Изменить размер шрифта - +

     -- Мистер  Маккеллар, --  сказал он, --  я  имел  много  случаев высоко
оценить  ваши заслуги; а сегодня, переделывая свое завещание, я взял на себя
смелость назначить  вас одним из  своих душеприказчиков.  Я  надеюсь, что из
любви к нашему дому вы не откажетесь оказать мне и эту услугу.

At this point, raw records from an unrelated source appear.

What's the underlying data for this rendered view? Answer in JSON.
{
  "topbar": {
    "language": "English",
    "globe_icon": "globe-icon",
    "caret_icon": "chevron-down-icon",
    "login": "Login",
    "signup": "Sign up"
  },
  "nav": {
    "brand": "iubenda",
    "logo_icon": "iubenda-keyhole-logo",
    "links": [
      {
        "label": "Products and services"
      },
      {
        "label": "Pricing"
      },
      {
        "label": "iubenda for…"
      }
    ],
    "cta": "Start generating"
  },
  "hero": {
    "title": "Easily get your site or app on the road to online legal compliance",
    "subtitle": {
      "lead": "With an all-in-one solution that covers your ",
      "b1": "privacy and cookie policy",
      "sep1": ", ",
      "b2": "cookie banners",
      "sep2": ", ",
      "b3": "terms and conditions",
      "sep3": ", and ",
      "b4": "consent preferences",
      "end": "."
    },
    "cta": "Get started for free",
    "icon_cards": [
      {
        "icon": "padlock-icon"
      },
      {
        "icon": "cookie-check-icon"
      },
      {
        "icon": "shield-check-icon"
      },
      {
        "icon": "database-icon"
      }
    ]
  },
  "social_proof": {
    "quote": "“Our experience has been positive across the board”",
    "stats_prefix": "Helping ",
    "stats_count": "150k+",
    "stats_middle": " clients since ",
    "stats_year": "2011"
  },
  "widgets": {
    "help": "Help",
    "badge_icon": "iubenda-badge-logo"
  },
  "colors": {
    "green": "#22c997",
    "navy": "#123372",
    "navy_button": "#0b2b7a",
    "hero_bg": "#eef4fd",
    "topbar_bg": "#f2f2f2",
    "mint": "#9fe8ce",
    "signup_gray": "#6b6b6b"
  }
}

     Большую  часть  дня он теперь  проводил в полудремоте,  из которой  его
подчас  было  трудно  вывести. Он,  казалось, потерял  всякий  счет  годам и
несколько  раз  (особенно при пробуждении)  принимался звать жену  и старого
слугу, самый памятник которого давно уже порос мхом.  Под присягой я показал
бы тогда,  что  он  невменяем; и тем  не менее я  еще не видывал  завещания,
настолько продуманного во всех мелочах  и обнаруживающего такое превосходное
знание людей и дел.
     Угасание  его, хотя  и заняло немного времени, совершалось постепенно и
почти неуловимо. Все его способности как бы отмирали; он уже почти не владел
конечностями и был почти совершенно глух, речь его перешла в  бормотание, и,
однако, до самого конца он  проявлял  крайнюю  учтивость и мягкость, пожимал
руку каждого, кто  помогал ему, подарил мне одну из своих латинских книг, на
которой с трудом  нацарапал  мое  имя, -- словом, тысячью способов напоминал
нам  об  огромности потери, которую мы,  собственно  говоря,  уже понесли. В
самом  конце к  нему  временами возвращался  дар речи,  --  казалось, что он
просто забыл все  слова, как ребенок  забывает свой урок и время от  времени
частями вспоминает  его. В последний вечер он вдруг прервал молчание цитатой
из   Вергилия:   "Gnatique  patrisque,  alma,  precor  miserere"  [33],   --
произнесенной  ясно и  с  выражением. При неожиданном  звуке  его  голоса мы
бросили  свои занятия, но напрасно собрались мы вокруг него:  он сидел молча
и, судя по всему,  уже ничего не сознавал. Вскоре после этого  его уложили в
постель, хотя  и  с большим  трудом, чем обычно;  и  в ту же  ночь  он  тихо
скончался.
     Гораздо  позже мне довелось говорить об  этом с одним врачом, человеком
настолько  известным, что я не решаюсь  приводить его  имя по такому мелкому
поводу.  Он считал,  что и отец и сын оба были  поражены одинаковым недугом:
отец под бременем неслыханных огорчений,  сын, вероятно, после  перенесенной
горячки. У обоих произошел разрыв сосудов мозга, к чему (по  мнению доктора)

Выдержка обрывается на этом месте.